The "voluntary" haircut which private Greek bondholders "agreed" to was “as voluntary as a confession to the Spanish Inquisition”, according to the Financial Times report of comments by the chief executive of Commerzbank.  The reporting of this by the UK based Financial Times might mark the beginning of the unravelling of "the spin" on the Greek issue.

The Financial Times report is significant because it appears to be the first time that a UK based press has broken ranks with the US to report that everything might not be resolved.  The western press has been driven into overload to "spin" positive market sentiment in an effort to construct economic confidence.  It has been rare so far for a UK based press to acknowledge disagreements between private and governmental Greek debt holders, to acknowledge that German banking interests might have a legitimate grievance, and to break ranks with the US press.  It will be interesting to see whether the US press divulges private bondholder upset to their audiences.

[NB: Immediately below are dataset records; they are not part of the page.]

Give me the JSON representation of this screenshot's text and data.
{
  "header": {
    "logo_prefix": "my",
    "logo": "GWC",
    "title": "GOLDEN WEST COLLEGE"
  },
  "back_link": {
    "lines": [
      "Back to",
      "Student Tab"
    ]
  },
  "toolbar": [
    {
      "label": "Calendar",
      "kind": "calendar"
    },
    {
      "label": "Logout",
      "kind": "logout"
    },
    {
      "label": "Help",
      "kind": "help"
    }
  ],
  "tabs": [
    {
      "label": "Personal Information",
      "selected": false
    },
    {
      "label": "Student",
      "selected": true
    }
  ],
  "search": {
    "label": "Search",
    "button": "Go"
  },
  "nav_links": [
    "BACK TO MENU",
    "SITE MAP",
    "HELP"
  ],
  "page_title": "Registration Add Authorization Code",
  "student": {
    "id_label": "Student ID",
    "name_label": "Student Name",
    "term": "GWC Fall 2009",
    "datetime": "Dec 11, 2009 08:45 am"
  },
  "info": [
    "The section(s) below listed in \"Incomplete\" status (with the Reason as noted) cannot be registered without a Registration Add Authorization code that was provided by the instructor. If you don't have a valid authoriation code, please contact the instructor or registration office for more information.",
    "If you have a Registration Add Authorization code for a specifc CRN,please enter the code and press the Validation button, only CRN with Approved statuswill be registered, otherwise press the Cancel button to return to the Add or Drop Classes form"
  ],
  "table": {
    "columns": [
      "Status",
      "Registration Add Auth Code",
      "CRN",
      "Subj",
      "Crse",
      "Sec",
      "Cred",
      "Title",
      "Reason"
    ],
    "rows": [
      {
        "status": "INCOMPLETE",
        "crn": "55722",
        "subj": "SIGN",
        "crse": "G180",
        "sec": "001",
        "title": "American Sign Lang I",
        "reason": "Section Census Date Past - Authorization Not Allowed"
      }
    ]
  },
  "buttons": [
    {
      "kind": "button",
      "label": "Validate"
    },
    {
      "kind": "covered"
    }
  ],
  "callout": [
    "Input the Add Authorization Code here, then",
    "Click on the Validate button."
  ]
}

The Commerzbank's executive's comments raise critical questions about the reliability of credit default swaps (CDSs) to perform their insurance obligations to cover Greek sovereign debt default.  Because at least five financial institutions have speculatively sold insurance far more than existing debt, and far more than they can afford to honour, they can not permit Greek default, and seem now to have global governmental and IMF backing to prevent Greek default, even though Greece is unable to properly repay Greek debt.

That's why the G20 has deemed them "too big to fail", and implicitly assured them unconditional backing.

The threat to global financial stability has been reduced to semantics:  if a compulsory "voluntary" haircut is deemed to be a default then CDSs will be exercised.  If those CDS obligations are to make good those losses, then major financial institutions will require massive financial support to prevent failure.  The current western political structure will ensure that those financial institutions receive that support at any cost.  That means that global quantitative easing would be ensured:  massive inflationary money printing.  And, there no longer exists any reason for those "too big to fail" government backed financiers to act prudently, which is why those who are too big to fail now write financial derivatives at an accelerating rate.  Systemic risk is now being amplified.

The wider populace can only be "spun" so much.  They now know.  The press now starts to acknowledge that growing awareness.

Finance at all levels rests upon trust.  Trust counterbalances risk.  That trust has been breached at the highest levels, and continues to be breached at the highest levels.

That's why mainland China, and some others, are irreversibly accumulating gold.

I acknowledge the Financial Times' article "German bank chief hits at Greek debt deal".